Double-decker bus tours
Every day, two major companies dispatch a small fleet of double-decker buses to loop around Manhattan and Brooklyn, stopping at most major attractions so that tourists (only tourists) can “hop off” at the neighborhood of interest or “hop on” after waiting upwards of 30 minutes. While driving, a tour guide spouts barely audible common knowledge and a few bits of amusing, if erroneous, NYC trivia.
And how much does this semi-convenient, somewhat-annoying jaunt around the city cost? About $50+ for a 48-hour pass; over three times the price of an unlimited-ride subway and bus pass from the MTA. Of course, some travelers may be wary of public transportation. Rest assured: NYC’s public transit is more reliable, faster, safer, and easier to navigate than the frequently re-routing double-decker bus system. Plus, given the steady-stream of musicians in the subway, it’s often more interesting too.

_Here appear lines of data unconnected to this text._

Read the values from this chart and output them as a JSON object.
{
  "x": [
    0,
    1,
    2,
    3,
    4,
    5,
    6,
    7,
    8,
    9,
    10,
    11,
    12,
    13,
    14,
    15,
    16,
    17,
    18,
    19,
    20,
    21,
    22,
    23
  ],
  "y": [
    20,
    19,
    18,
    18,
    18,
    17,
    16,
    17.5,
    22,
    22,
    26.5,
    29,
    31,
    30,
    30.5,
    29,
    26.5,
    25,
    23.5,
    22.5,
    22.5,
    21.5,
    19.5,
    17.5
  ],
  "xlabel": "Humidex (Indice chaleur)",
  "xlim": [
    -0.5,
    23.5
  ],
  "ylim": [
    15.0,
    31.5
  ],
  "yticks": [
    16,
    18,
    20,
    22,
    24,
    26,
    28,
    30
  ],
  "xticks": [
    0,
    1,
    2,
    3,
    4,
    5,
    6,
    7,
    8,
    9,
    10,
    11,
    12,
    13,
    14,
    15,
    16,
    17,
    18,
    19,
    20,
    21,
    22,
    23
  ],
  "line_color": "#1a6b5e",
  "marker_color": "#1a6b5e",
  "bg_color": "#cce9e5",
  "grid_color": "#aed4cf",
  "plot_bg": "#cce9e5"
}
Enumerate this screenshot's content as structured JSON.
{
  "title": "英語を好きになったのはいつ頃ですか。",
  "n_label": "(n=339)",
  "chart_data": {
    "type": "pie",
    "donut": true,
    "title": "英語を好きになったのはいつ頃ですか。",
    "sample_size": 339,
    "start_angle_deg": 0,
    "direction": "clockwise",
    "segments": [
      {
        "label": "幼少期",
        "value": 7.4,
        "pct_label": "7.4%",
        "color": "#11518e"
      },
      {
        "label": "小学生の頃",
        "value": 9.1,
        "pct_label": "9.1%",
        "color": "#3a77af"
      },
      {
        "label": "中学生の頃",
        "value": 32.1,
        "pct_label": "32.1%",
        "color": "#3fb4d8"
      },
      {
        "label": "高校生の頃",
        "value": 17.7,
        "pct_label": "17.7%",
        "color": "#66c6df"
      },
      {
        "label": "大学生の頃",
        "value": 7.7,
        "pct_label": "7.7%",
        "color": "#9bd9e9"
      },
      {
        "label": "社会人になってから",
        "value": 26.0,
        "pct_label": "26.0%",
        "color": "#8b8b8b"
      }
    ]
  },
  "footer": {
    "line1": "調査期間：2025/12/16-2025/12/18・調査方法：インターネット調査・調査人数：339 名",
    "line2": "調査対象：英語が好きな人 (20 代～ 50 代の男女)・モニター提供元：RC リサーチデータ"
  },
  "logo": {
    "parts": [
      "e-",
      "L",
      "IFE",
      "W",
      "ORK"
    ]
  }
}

Plus, if you want a guided tour, note that there are numerous free walking tours throughout the city, including those from the Village Alliance in the West Village, the Lower East Side Visitors Center, the Times Square Alliance, the Grand Central Station Visitors Center, and the Central Park Conservancy, among others.
Three-hour queue-up at the Empire State Building
No doubt, it’s a beautiful view. But you don’t have to pay $19 (per person) and wait two to three hours in line in order to see the skyline. One option is to go to the Top of the Rock at Rockefeller Center — it’s just as expensive, but the view is arguably better (as you can see the Empire State Building in it) and the lines aren’t quite as brutal, most of the time. Alternatively, you can forego the cover-charge altogether and catch a cocktail at the swanky Salon De Ning on the roof of the Peninsula Hotel or check out our list of the best rooftop bars in New York. You’re not quite as elevated, but the view’s always better with a drink in hand.
Times Square’s franchise restaurants
In Manhattan, about the only place you’ll find an Applebee’s or a T.G.I. Friday’s is amidst the tourist crowds in Times Square. Whether the over-salted, mass-produced, largely homogenous cuisine is worth it in other towns is open to debate. But in New York City the menu prices at these restaurants skyrocket — at $20 for a burger, you can do much better in the nation’s culinary capital. If you’re in Times Square, walk just five- to 10 minutes west to Ninth and Tenth avenues where you’ll find dozens of superior restaurants that often cost less (Gallo Nero, Eatery, and Hallo Berlin are some of our nearby favorites).
Access the Met for any donation, really
The Metropolitan Museum of Art (“the Met”) has arguably the greatest collection of priceless artifacts anywhere in North America, and yet it’s open to the public free of charge (they merely ask that everyone donate what they can upon entry). Of course, the museum doesn’t want to be too forthcoming about this fact; misleading signage at the entrance that reads “$26.50 adult admission” and most tourists pay up without a second thought. If you can afford the suggested donation, by all means dig deep — preserving thousand-year-old tapestries is not cheap — but if all you can budget is an extra $5, don’t let it stop you from seeing the famous relics. Don’t worry about cynical looks from staffers either; they’ll probably just assume you’re a local.